Rising Tensions in the Middle East Boost Gold Prices for Fifth Consecutive Day

by

Deependra Singh

Rising Tensions in the Middle East Boost Gold Prices for Fifth Consecutive Day

Mumbai, March 3: Amid escalating tensions in the Middle East and a surge in energy prices, gold prices in global markets have risen for the fifth consecutive session on Tuesday.

On Monday, gold for April delivery on the MCX increased by 2.53%, reaching ₹1,66,199 per 10 grams. In contrast, silver for May delivery saw a decline of 0.90%, settling at ₹2,80,090 per kilogram.

Due to the Holi festival, trading on India’s Multi Commodity Exchange will be suspended during the first session on Tuesday, resuming at 5 PM.
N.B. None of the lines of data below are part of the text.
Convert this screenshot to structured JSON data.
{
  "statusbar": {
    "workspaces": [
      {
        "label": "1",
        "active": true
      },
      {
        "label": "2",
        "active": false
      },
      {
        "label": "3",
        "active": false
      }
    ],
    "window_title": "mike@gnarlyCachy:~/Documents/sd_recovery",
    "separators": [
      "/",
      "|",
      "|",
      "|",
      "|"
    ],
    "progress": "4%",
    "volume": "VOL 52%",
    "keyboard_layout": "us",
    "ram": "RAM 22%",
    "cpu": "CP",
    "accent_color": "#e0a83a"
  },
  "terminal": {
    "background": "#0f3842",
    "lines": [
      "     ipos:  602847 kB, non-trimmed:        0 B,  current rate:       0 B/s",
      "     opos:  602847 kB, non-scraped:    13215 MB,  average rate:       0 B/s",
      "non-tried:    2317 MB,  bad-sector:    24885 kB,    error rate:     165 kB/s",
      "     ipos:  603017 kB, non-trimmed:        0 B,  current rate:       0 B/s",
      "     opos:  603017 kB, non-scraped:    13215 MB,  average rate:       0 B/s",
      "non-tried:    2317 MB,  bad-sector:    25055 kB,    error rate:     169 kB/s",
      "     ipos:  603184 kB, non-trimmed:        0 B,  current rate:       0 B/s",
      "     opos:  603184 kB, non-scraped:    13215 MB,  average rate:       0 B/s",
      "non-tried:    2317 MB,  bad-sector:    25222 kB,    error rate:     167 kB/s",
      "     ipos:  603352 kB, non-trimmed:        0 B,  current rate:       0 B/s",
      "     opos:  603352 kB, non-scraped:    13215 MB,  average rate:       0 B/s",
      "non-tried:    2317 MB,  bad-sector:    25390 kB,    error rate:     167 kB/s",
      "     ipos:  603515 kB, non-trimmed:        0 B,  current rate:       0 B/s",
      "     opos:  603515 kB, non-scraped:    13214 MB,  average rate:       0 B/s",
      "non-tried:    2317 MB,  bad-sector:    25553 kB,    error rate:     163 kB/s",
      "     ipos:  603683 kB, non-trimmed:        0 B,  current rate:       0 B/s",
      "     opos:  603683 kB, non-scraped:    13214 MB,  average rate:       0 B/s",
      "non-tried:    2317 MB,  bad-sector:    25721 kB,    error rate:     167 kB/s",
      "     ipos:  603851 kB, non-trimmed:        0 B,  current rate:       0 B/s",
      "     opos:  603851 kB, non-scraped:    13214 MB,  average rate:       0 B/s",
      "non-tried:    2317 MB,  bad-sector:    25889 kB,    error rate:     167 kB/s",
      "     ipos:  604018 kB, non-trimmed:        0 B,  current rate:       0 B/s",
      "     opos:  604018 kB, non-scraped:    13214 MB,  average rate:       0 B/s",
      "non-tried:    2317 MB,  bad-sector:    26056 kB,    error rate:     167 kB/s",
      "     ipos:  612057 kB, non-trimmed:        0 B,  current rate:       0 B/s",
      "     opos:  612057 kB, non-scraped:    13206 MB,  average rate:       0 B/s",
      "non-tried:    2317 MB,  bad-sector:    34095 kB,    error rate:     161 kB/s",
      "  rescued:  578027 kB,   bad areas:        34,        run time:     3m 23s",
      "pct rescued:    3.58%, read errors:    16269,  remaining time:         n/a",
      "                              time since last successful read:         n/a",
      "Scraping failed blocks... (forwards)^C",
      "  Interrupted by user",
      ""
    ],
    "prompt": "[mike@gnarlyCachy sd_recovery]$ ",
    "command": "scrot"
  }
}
As tensions rise in West Asia, investors are flocking to safer investment options. Concerns about increasing inflation in the United States and the Federal Reserve’s potential to maintain interest rates for an extended period have also intensified.

Spot gold rose by 0.8%, reaching $5,360 per ounce, while U.S. gold futures experienced nearly a 1% increase. Spot silver climbed approximately 1.9%, hitting $91.11 per ounce.

The dollar index increased by 0.19% to 98.57, making dollar-denominated gold more expensive for foreign buyers and slightly curbing further price increases.

U.S. President Donald Trump stated that military action against Iran will continue as long as necessary. Reports indicate that Tehran has targeted oil and gas infrastructure in Saudi Arabia and warned of damage to vessels in the strategic Strait of Hormuz. Meanwhile, Israel has announced a “new wave of attacks” targeting Iranian command centers.

Concerns over potential disruptions to oil and gas supplies due to Iranian counterattacks have led to a spike in crude oil prices and heightened inflation worries.

U.S. crude oil futures rose by 1.4%, reaching $72.23 per barrel, while Brent crude traded up by 1.87% at $79.2 per barrel in early trading.

Investors are now closely monitoring U.S. manufacturing and non-manufacturing PMIs, ADP non-farm employment changes, and unemployment data to gauge the Federal Reserve’s future policy direction.

So far in 2026, gold prices have surged by approximately 25%. Last year, gold prices rose by 64%, driven by strong purchases from central banks, increased investment in exchange-traded funds, and concerns over the Federal Reserve’s independence.